BCM-regularity of diagonal hypersurfaces and plus-pure thresholds in mixed characteristic

TL;DR

This paper introduces a new method for computing plus-pure thresholds in mixed characteristic, providing bounds, conditions for BCM-regularity, and classifying certain hypersurfaces.

Contribution

It develops a novel approach for plus-pure thresholds, establishes bounds, and classifies BCM-regular diagonal hypersurfaces in mixed characteristic.

Findings

Established lower bounds for plus-pure thresholds of diagonal hypersurfaces.

Provided necessary and sufficient conditions for BCM-regularity.

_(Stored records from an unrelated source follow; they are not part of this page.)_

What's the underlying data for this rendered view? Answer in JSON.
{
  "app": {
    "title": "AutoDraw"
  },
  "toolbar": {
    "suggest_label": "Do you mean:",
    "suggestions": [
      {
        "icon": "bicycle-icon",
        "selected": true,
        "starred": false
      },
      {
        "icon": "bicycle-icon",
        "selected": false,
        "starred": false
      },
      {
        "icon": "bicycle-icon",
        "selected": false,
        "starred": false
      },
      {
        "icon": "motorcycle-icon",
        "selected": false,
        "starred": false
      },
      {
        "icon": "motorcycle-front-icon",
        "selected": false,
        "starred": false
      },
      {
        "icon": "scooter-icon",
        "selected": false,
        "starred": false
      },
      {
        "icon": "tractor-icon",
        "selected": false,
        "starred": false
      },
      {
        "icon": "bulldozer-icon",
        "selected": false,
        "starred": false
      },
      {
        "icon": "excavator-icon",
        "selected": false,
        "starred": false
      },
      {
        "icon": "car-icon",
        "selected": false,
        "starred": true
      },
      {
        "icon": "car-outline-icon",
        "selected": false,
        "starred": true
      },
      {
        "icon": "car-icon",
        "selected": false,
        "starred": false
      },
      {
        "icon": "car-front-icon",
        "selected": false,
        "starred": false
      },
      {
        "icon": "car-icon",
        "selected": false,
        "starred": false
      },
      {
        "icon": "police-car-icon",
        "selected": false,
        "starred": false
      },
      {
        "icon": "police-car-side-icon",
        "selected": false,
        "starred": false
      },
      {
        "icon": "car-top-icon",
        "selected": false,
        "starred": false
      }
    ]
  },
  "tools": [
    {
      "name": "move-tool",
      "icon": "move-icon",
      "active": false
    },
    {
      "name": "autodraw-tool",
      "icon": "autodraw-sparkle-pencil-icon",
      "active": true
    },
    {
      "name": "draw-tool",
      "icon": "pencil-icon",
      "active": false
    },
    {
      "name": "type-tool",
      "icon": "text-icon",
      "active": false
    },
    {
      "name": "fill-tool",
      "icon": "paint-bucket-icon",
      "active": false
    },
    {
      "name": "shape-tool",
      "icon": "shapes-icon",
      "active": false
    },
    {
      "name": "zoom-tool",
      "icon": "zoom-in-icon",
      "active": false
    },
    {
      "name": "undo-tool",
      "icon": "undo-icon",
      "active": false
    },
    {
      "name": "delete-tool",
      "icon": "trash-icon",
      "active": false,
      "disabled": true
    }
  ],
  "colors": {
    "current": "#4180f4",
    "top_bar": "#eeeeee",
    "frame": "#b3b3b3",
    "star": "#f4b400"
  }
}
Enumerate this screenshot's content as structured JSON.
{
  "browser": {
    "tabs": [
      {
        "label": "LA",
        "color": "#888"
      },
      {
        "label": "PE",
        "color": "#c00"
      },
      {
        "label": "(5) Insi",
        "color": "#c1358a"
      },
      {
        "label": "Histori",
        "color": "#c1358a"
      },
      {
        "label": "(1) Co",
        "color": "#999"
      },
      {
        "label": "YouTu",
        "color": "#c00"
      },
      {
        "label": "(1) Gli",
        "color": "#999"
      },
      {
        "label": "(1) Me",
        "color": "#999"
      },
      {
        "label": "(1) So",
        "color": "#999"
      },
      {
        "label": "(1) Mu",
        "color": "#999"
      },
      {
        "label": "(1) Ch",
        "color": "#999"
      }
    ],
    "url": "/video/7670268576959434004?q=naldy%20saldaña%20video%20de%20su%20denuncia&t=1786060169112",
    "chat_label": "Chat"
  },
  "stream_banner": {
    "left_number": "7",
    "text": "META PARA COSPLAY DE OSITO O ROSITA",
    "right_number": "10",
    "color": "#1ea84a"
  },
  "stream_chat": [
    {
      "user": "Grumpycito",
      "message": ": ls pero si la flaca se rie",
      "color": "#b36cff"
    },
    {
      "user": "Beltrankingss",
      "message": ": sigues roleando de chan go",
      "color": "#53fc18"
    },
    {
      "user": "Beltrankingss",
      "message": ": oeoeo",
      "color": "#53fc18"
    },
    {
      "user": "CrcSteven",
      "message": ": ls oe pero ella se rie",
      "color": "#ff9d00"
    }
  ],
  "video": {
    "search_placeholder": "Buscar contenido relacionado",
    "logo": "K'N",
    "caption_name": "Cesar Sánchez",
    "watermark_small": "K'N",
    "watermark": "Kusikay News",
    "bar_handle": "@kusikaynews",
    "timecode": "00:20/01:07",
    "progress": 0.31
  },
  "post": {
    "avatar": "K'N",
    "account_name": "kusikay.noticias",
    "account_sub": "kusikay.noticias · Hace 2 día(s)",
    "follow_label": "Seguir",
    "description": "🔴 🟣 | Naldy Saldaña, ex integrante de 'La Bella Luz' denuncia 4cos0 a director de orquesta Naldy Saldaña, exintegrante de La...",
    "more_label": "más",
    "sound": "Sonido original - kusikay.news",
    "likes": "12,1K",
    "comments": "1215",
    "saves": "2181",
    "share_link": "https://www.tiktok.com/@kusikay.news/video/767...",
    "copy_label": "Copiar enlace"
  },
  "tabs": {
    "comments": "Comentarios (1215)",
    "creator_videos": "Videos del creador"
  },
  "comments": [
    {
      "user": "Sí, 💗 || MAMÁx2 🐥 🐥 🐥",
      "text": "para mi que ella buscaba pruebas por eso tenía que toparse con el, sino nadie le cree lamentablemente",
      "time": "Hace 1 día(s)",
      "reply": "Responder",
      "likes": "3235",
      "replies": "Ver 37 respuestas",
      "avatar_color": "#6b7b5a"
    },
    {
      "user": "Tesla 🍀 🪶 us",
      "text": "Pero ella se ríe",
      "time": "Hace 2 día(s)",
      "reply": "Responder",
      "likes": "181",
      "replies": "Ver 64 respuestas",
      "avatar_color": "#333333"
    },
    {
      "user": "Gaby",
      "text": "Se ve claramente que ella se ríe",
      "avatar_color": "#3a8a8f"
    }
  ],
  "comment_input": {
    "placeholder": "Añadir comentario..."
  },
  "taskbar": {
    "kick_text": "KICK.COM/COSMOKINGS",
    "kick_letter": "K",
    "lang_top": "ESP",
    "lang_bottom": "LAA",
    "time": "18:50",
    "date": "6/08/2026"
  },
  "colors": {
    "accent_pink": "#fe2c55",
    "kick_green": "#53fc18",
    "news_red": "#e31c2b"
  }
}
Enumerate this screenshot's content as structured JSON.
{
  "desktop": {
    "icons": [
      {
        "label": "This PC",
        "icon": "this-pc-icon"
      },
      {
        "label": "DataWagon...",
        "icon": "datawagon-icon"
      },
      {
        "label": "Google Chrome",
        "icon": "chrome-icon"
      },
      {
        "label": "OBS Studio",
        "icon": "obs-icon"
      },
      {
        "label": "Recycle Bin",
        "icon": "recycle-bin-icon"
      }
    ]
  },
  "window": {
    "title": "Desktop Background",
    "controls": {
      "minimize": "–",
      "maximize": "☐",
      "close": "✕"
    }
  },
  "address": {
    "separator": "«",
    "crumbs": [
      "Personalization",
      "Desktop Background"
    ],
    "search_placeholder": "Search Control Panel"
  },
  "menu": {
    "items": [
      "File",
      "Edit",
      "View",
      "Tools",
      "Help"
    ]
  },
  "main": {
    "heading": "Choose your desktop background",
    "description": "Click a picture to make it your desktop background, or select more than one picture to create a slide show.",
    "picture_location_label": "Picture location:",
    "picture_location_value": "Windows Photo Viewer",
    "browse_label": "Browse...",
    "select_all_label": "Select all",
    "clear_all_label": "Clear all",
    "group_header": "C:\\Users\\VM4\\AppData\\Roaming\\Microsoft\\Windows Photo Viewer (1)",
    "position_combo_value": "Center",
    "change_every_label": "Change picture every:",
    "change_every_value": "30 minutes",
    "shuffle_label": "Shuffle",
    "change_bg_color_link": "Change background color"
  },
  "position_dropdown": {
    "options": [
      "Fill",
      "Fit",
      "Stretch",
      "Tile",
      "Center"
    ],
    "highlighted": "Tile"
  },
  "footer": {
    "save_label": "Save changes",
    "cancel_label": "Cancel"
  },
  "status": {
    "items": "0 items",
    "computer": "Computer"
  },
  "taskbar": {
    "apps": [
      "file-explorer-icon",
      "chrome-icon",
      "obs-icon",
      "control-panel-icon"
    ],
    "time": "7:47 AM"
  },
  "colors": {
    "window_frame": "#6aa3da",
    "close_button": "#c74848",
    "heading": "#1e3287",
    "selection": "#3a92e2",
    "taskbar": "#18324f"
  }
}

Classified BCM-regular diagonal hypersurfaces in mixed characteristic (0,2).

Abstract

We introduce a new method for computing plus-pure thresholds, a mixed-characteristic analogue of both log canonical thresholds and $F$-pure thresholds. We obtain some necessary conditions and some sufficient conditions for BCM-regularity of Fermat-type hypersurfaces. We also establish lower bounds for plus-pure thresholds of diagonal hypersurfaces in mixed characteristic. Furthermore, we give bounds for plus-pure thresholds of hypersurfaces in mixed characteristic $(0,2)$ using splitting-order sequences, introduced by Yoshikawa. As an application, we classify BCM-regular diagonal hypersurfaces in mixed characteristic $(0,2)$.